Like many who lived in the low-lying areas near Japan's Pacific Coast, Mr. Kikuchi and his family had only a few minutes to react between the massive 9.1-magnitude earthquake and the giant tsunami that followed. As sirens wailed, Mr. Kikuchi's wife, son and daughter-in-law evacuated to the second floor of a nearby steel factory. As the tsunami waters rose they were forced to punch through the ceiling to the third floor as the second floor rapidly flooded. They made it, somehow.

Mr. Kikuchi's own escape was even more harrowing. A few steps slower in leaving his home, and underestimating the size of the tsunami, he first sought to survive by climbing on top of a truck. It was no help as the wave, which reached 14 metres high in some areas, swept him away like a toy.

But Mr. Kikuchi fought, literally swimming against the tide. He eventually grabbed onto the branches of a nearby tree and clung to it, and life, as the wave carried away everything in sight – homes, cars, people and trees less sturdy that the one his arms were wrapped around. The only thing he could see was the steel factory, giving him hope that his family might also survive if he did.

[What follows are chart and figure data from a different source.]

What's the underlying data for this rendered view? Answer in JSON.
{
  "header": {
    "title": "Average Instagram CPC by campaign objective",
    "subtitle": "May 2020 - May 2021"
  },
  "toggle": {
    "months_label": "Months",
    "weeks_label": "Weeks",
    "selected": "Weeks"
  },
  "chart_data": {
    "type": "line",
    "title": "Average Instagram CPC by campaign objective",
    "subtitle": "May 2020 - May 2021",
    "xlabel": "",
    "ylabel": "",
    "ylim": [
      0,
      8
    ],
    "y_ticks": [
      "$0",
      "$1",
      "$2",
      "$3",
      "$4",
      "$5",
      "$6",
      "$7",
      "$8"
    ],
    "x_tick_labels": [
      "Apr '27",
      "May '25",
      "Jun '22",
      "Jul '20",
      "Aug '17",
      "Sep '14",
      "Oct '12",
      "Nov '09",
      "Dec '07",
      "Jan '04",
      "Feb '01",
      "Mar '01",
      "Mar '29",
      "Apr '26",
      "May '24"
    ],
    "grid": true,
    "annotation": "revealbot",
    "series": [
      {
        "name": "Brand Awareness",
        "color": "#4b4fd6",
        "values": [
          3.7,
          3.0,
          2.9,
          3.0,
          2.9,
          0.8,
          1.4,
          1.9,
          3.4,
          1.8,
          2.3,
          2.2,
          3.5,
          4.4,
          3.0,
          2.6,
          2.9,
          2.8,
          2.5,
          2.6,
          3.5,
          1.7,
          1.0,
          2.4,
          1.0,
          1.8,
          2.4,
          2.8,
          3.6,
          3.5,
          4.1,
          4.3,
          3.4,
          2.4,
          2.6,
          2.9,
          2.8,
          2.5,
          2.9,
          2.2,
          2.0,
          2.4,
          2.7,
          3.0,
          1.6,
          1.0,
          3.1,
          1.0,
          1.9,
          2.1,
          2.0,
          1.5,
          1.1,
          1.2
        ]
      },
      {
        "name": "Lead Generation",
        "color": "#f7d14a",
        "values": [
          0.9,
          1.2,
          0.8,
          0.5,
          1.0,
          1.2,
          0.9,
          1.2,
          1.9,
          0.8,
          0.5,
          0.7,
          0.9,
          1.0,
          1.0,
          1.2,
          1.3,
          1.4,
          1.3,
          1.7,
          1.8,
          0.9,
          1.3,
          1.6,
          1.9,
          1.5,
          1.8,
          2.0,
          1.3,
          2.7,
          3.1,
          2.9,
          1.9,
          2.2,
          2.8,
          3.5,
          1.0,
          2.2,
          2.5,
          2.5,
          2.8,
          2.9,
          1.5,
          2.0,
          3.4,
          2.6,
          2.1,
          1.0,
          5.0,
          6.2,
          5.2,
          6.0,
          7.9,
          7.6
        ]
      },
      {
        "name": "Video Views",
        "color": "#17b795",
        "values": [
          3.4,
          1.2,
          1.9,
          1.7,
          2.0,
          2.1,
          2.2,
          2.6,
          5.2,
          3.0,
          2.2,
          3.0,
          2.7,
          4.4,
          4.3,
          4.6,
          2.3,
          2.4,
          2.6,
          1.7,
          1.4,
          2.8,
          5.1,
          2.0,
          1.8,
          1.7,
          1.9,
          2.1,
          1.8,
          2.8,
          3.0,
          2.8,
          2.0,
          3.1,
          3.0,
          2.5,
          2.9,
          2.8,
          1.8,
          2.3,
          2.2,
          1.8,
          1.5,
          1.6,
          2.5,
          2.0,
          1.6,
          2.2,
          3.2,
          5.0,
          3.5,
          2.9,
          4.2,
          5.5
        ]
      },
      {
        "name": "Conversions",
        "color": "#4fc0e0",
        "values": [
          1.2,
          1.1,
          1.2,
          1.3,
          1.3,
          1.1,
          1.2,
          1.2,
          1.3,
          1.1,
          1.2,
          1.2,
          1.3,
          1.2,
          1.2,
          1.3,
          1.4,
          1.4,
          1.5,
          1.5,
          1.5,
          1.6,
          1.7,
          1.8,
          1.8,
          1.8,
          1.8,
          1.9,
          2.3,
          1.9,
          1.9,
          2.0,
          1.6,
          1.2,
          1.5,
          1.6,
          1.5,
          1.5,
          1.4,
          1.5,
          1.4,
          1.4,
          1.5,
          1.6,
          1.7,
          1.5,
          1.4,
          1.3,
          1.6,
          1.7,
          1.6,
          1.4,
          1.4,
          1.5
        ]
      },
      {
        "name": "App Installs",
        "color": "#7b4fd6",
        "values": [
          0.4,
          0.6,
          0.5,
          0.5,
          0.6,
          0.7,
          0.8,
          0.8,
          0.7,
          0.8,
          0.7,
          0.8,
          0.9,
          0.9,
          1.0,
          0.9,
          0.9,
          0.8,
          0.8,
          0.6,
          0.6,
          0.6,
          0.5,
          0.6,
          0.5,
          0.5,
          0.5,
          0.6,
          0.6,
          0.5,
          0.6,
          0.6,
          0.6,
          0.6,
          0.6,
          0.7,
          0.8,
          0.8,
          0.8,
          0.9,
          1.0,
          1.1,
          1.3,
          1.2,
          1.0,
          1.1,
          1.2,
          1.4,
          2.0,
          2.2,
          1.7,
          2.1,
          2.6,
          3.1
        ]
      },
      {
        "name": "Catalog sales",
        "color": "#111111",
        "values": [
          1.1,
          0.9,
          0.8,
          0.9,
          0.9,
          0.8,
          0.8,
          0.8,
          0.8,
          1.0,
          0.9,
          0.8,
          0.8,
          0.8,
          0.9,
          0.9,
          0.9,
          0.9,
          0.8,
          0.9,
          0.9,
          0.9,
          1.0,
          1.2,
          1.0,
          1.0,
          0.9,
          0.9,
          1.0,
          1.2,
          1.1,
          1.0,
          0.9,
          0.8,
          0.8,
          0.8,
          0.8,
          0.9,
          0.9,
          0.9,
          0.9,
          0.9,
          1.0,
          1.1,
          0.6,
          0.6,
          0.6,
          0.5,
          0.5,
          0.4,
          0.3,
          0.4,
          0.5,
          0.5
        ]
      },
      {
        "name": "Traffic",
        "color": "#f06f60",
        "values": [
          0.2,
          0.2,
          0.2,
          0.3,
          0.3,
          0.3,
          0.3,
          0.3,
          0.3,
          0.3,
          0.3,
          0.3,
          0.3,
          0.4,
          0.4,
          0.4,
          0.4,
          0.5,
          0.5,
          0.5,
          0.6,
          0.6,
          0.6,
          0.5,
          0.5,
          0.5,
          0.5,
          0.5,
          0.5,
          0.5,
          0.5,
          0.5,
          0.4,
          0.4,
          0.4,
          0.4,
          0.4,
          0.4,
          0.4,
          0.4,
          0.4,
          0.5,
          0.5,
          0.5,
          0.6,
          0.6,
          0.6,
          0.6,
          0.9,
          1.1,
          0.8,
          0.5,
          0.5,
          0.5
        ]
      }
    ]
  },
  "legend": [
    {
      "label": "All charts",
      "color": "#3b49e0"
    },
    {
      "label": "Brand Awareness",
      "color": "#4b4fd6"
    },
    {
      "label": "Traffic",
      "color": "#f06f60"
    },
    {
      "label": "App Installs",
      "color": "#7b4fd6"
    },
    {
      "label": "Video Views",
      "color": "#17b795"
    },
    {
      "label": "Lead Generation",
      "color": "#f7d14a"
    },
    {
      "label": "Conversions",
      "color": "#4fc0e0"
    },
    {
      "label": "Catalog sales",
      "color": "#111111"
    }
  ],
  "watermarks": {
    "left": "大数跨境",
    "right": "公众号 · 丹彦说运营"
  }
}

Astonishingly, Mr. Kikuchi – whose thin and muscular build is at odds with his long career behind a desk as a corporate "salaryman"– held on for 14 hours, from 3 p.m. that day until dawn the morning after. Then, with the waters having receded, he made his way to the badly damaged factory and his family.

"When I was a child, I used to often swim in rivers. That saved me," he said simply. "It was scary, but I just went by instinct. As long as I wasn't hit by anything, I knew I would be fine."

The kicker is that Mr. Kikuchi is 69-years-old. And that he was back at his property on Sunday because he was getting ready to rebuild his home in the same place, if the Japanese government will let him.

Working by hand, he has already replanted his small garden of bonsai trees and is now working on the brick front walk. All he wants now is permission to put his life back the way it was.

The Japanese government is hesitating. An already slow-moving bureaucracy has come to a stop over the emotionally charged question of whether to rebuild in low-lying coastal areas like the neighbourhood around Sendai airport.

"I just want to know one way or the other. If I can't rebuild here then I can't rebuild here. Right now we're in limbo," Mr. Kikuchi told me, leaning on his garden hoe.

He said his wife is opposed to what he's doing, terrified that if they rebuild again by the sea, won't be as lucky if another tsunami hits. But Mr. Kikuchi is carrying on until someone tells him he can't.

"I'd like to rebuild it just the way it was. We have nowhere else to go. This is our place."